Até o momento foram contabilizados 2.240 casos confirmados, suspeitos e prováveis, e 1.229 pacientes morreram.

A OMS disse que há sinais alentadores no caso de Lagos, capital da Nigéria, onde se detectou em julho o primeiro paciente e onde a situação parecer ter-se acalmado, disse a agência.

Os 12 infectados confirmados nesta cidade são parte da mesma cadeia de transmissão, dos quais quatro faleceram. Além disso, nenhuma pessoa no mesmo avião em que viajou este primeiro paciente, contraiu a enfermidade.

A OMS detalhou que um dos infectados da Nigéria se recuperou totalmente, o que demonstra que a detecção precoce e os tratamentos de apoio aumentam as perspectivas de sobrevivência.

Por outro lado, indicou que na Guiné, onde o vírus foi detectado pela primeira vez em dezembro, a situação é menos alarmante que na Libéria e Serra Leoa.

A consciência pública sobre o Ebola é mais forte neste país que nos outros, e encontraram soluções inovadoras. Por exemplo, através da colaboração de líderes comunitários em 26 localidades que resistiam à ajuda externa.

No entanto, a OMS disse que o surto na Guiné não está sob controle já que a experiência demonstra que o progresso pode ser frágil, e apresentou um novo aumento de casos.

A Libéria é o país mais afetados nos últimos dias, com 53 das mortes ocorridas entre 14 e 16 de agosto. Ao todo, foram 466 mortes e 834 casos registrados.
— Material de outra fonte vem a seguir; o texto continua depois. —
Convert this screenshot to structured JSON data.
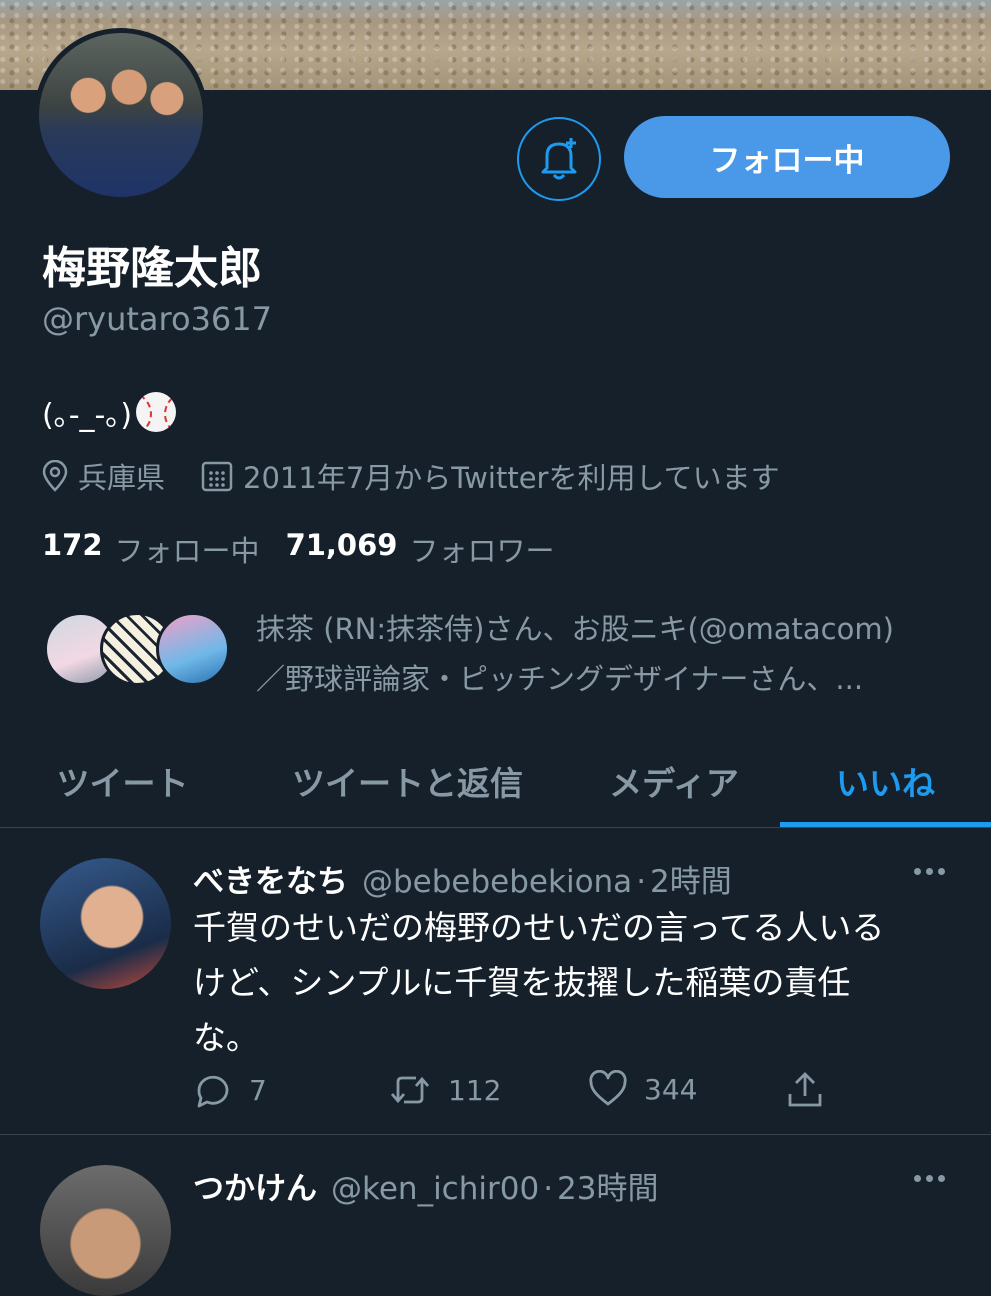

A epidemia teve como origem a Guiné-Conacri, onde já foram contabilizados 543 casos e 394 mortes, sendo 14 neste período de 14 a 16 de agosto. Em Serra Leoa já somam-se 848 casos com 365 mortes, sendo 17 concentradas nestes 3 dias.

Na Nigéria, país mais populoso da África, onde a doença chegou por último, nenhuma morte foi registrada nos últimos dias, mas três novos casos ainda estão sob investigação. No total, foram contabilizados 15 casos e quatro mortes.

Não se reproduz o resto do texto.